With inflation rates at historical highs and showing no signs of subsiding, it’s critical to understand that money sitting in a bank savings account is losing value.

If your bank pays you an annual interest rate, that does help a little. But with most bank savings accounts offering around 0.5% interest annually, it is hardly offsetting about 10% of the value lost to inflation.

In a nutshell, given the current rate of inflation as the cost of living goes up, the risk-reward profile of keeping money in a savings account breaks down to:

  • Loss potential: Very high probability
  • Loss max: Capped at the rate of inflation (-5.4% in purchasing power for 12-month period ending in September 2021.)
  • Gain potential: Very low probability
  • Gain max: Decline in the cost of living
  • Other considerations: Easy access to funds

Investing: A risk of loss, and potential to gain

The alternative way to store your hard-earned dollars is in the form of investments.

With a savings account, you can, with a fair degree of certainty, know what to expect.

Investing on the other hand has many more possible outcomes, each with its own risk-reward profile.

However, with investing, there is a much higher probability of staying ahead of inflation in the form of returns. If a $100 investment produces 6% in returns for in a year, the extra $6 in profit fully offsets the purchasing power erosion effects.

Funds held in investments aren’t any more protected from inflation than those held in savings accounts. But unlike money kept in savings accounts, there is potential to gain on investments – potential that essentially does not exist with savings accounts.

No investment is risk free

As a general rule of principal, the higher the risk, the higher the potential reward. Traditionally, the safer the investment, the lower the reward potential. The higher the risk, the higher the potential returns – but also a lower probability of hitting those returns, and a higher possibility of losing your investment.

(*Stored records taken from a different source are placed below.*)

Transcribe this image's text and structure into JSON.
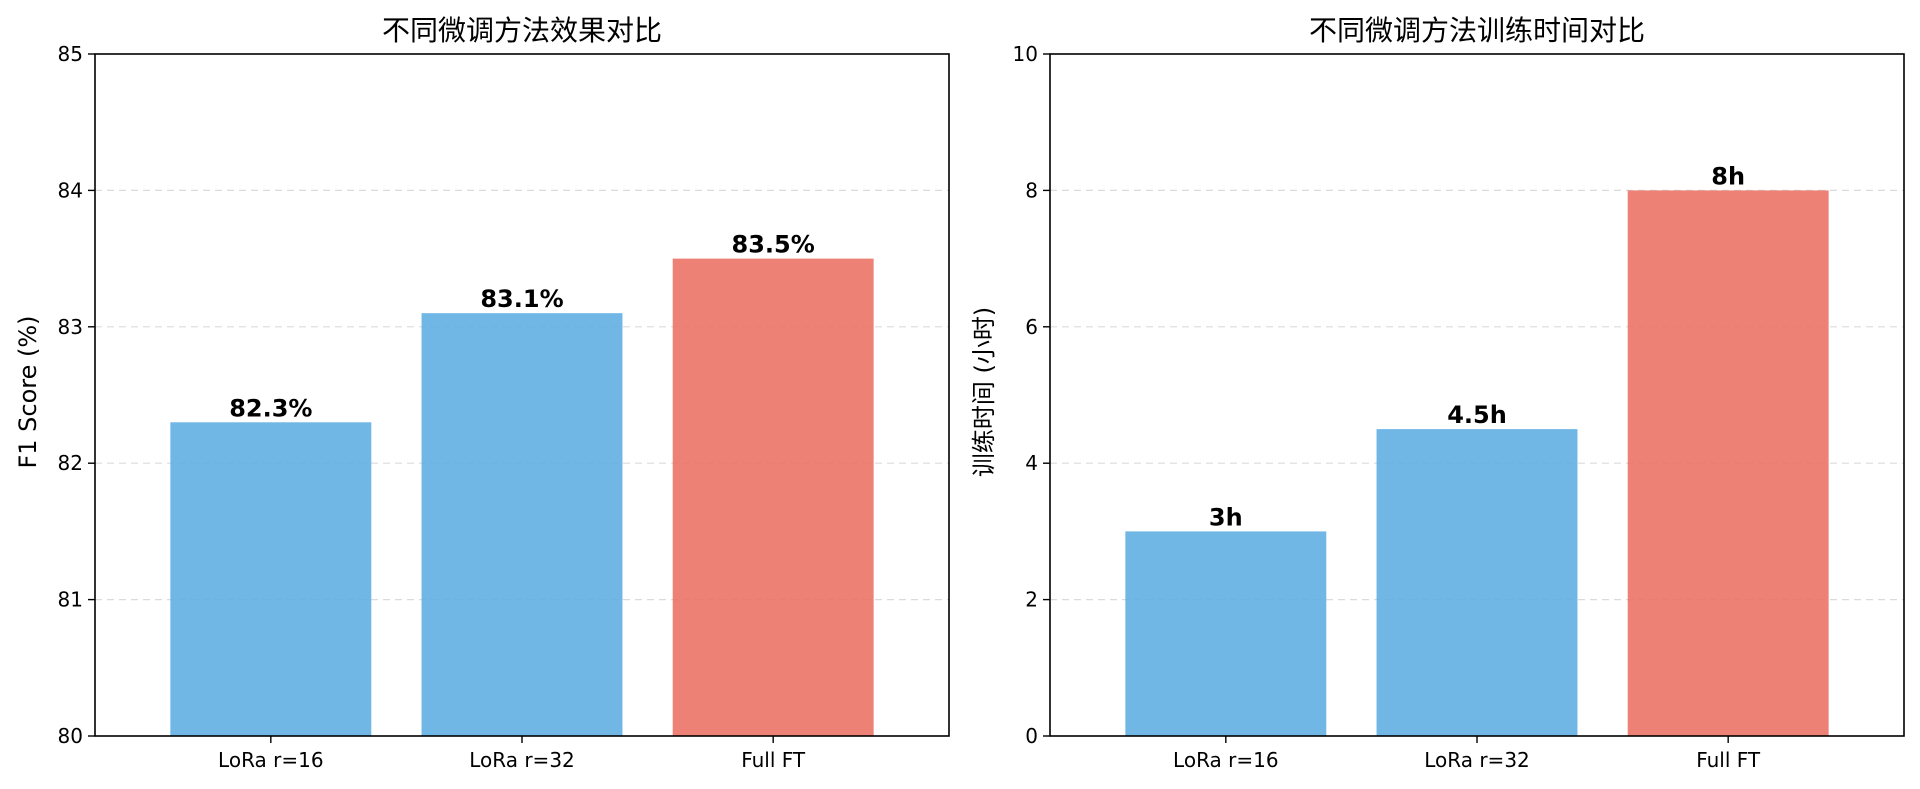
{
  "chart_data": [
    {
      "type": "bar",
      "title": "不同微调方法效果对比",
      "xlabel": "",
      "ylabel": "F1 Score (%)",
      "categories": [
        "LoRa r=16",
        "LoRa r=32",
        "Full FT"
      ],
      "values": [
        82.3,
        83.1,
        83.5
      ],
      "data_labels": [
        "82.3%",
        "83.1%",
        "83.5%"
      ],
      "bar_colors": [
        "#5dade2",
        "#5dade2",
        "#ec7063"
      ],
      "ylim": [
        80,
        85
      ],
      "yticks": [
        80,
        81,
        82,
        83,
        84,
        85
      ],
      "ytick_labels": [
        "80",
        "81",
        "82",
        "83",
        "84",
        "85"
      ],
      "grid": true
    },
    {
      "type": "bar",
      "title": "不同微调方法训练时间对比",
      "xlabel": "",
      "ylabel": "训练时间 (小时)",
      "categories": [
        "LoRa r=16",
        "LoRa r=32",
        "Full FT"
      ],
      "values": [
        3,
        4.5,
        8
      ],
      "data_labels": [
        "3h",
        "4.5h",
        "8h"
      ],
      "bar_colors": [
        "#5dade2",
        "#5dade2",
        "#ec7063"
      ],
      "ylim": [
        0,
        10
      ],
      "yticks": [
        0,
        2,
        4,
        6,
        8,
        10
      ],
      "ytick_labels": [
        "0",
        "2",
        "4",
        "6",
        "8",
        "10"
      ],
      "grid": true
    }
  ]
}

For example, odds of ‘losing it all’ on blue chips stocks aren’t high. Companies like Microsoft and Johnson & Johnson are likely to survive even sharp market corrections.

But they aren’t likely to top the potential gains of a unicorn penny stock that really hits it big. That being said, for every unicorn penny stock investor that hits it big, there were thousands of others who took losses on penny stocks.

Every investor has to decide their own risk tolerance.

In sum, the risk reward profile of investing:

  • Loss potential: Very low–very high (depending on investment, e.g., blue chips vs. penny stocks)
  • Loss max: Capped at initial investment (unless engaging in short selling)
  • Gain potential: Very low–very high (depending on investment, e.g., blue chips vs. penny stocks)
  • Gain max: Uncapped; infinite potential
  • Other considerations: Lower liquidity. Some investments, like stocks and crypto add a 1–3 business day delay to access your funds; alternative investments, such as real estate or commodities could make accessing your funds a long and involved process.

Saving vs. Investing

While everyone’s financial situation is different, with inflations eating away over 5% of the dollar’s purchasing power every year, keeping money in a savings account is in effect an almost certain loss.

Investing on the other hand, opens up the possibility of staying ahead of inflation.

For example, HappyNest is an REIT portfolio you buy into for just $10 per share. On average, the quarterly dividend payments average 6% a year, topping inflation’s erosion on your purchasing power.

In addition to the quarterly dividends, as the properties in our portfolio gain value, your investment does as well. As such, you not only keep pace with inflation and preserve your nest egg’s purchasing power, you also can gain value on your capital while it is invested.

Priorities

Remember: It’s not really about movie tickets, rent, the price of gas, etc.

Most Americans work for wages or salaries. They exchange their time for money.

In a savings account, time works against you. It erases hours you already clocked in – hours away from your family, your friends, your hobbies, your pets. Smart investing makes time your friend, opening up the opportunity to buy some of it back in the future.

Because it is time – not money – that is life’s most precious, limited and valuable asset.